Costume designer Rita Riggs, who sewed stuffed crows onto Tippi Hedren’s iconic green dress for Alfred Hitchcock’s The Birds and made sure that Archie Bunker’s single pair of trousers stayed mended through a seven-year stretch of All in the Family, died Monday in Los Angeles. She was 86.
“He had seven white shirts,” Riggs once said about Carroll O’Connor’s All In The Family wardrobe, explaining that the choice of white- over blue-collar reflected Archie’s belief that he was the “class equal” of any American.
Riggs’ credits were extensive, but it was her longstanding collaborations with Hitchcock and Norman Lear that most left a mark on the culture. Whether designing or thrift-store shopping for All in the Family, Sanford & Son, Maude, Good Times, Mary Hartman Mary Hartman, One Day at a Time and The Jeffersons, Riggs’ eye for the telling outfit encapsulated characters and defined eras.
For Hitchcock, with whom she first collaborated on TV’s Alfred Hitchcock Presents!, Riggs worked on Psycho and, with Edith Head, The Birds and Marnie. Her work with Lear and partner Bud Yorkin began with the 1967 feature Divorce American Style and continued through 1971’s Cold Turkey and the classic ’70s sitcoms.

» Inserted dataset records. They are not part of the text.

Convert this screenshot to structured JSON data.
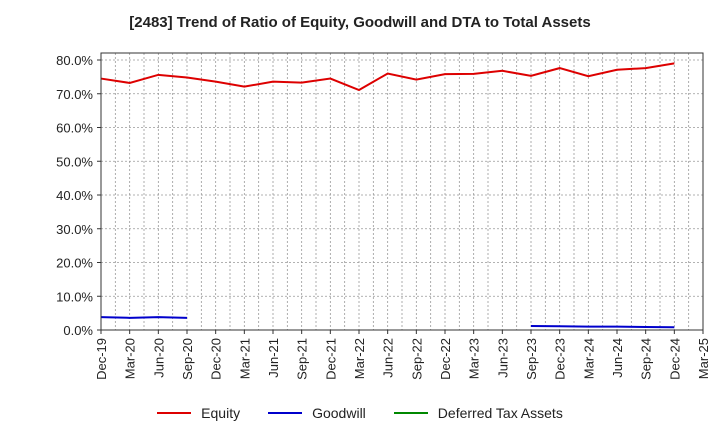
{
  "chart_data": {
    "type": "line",
    "title": "[2483]  Trend of Ratio of Equity, Goodwill and DTA to Total Assets",
    "x": [
      "Dec-19",
      "Mar-20",
      "Jun-20",
      "Sep-20",
      "Dec-20",
      "Mar-21",
      "Jun-21",
      "Sep-21",
      "Dec-21",
      "Mar-22",
      "Jun-22",
      "Sep-22",
      "Dec-22",
      "Mar-23",
      "Jun-23",
      "Sep-23",
      "Dec-23",
      "Mar-24",
      "Jun-24",
      "Sep-24",
      "Dec-24",
      "Mar-25"
    ],
    "ylim": [
      0,
      80
    ],
    "yticks": [
      "0.0%",
      "10.0%",
      "20.0%",
      "30.0%",
      "40.0%",
      "50.0%",
      "60.0%",
      "70.0%",
      "80.0%"
    ],
    "grid": true,
    "legend_position": "bottom",
    "series": [
      {
        "name": "Equity",
        "color": "#dd0000",
        "values": [
          74.5,
          73.2,
          75.6,
          74.8,
          73.6,
          72.1,
          73.6,
          73.3,
          74.5,
          71.1,
          76.0,
          74.2,
          75.8,
          75.9,
          76.8,
          75.3,
          77.6,
          75.2,
          77.1,
          77.6,
          79.0,
          null
        ]
      },
      {
        "name": "Goodwill",
        "color": "#0000cc",
        "values": [
          3.8,
          3.6,
          3.8,
          3.6,
          null,
          null,
          null,
          null,
          null,
          null,
          null,
          null,
          null,
          null,
          null,
          1.2,
          1.1,
          1.0,
          1.0,
          0.9,
          0.8,
          null
        ]
      },
      {
        "name": "Deferred Tax Assets",
        "color": "#008800",
        "values": [
          null,
          null,
          null,
          null,
          null,
          null,
          null,
          null,
          null,
          null,
          null,
          null,
          null,
          null,
          null,
          null,
          null,
          null,
          null,
          null,
          null,
          null
        ]
      }
    ]
  }
}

Riggs’ other credits include John Frankenheimer’s Seconds, Richard Lester’s Petulia, Peter Bogdanovich’s Texasville, Jacques Demy’s Model Shop and Richard Brooks’ The Happy Ending, among many more.
Born on September 2, 1930 in Lead Hill, Arkansas, Riggs was hired by CBS in 1954 and soon was working in wardrobe and costumes for, among others, Climax!, Playhouse 90, and Alfred Hitchcock Presents!
She was costumer designer for CBS’ 1999 TV-movie Having Our Say: The Delany Sisters’ First 100 Years, and in 2003 received the Career Achievement Award in Television from the Costume Designers Guild. In 2016, the Costume Designers Guild Legacy Committee awarded her their Career Achievement Award in Film and Television.
A member of the Academy of Motion Picture Arts and Sciences, Riggs was married to the late Charles Sharp.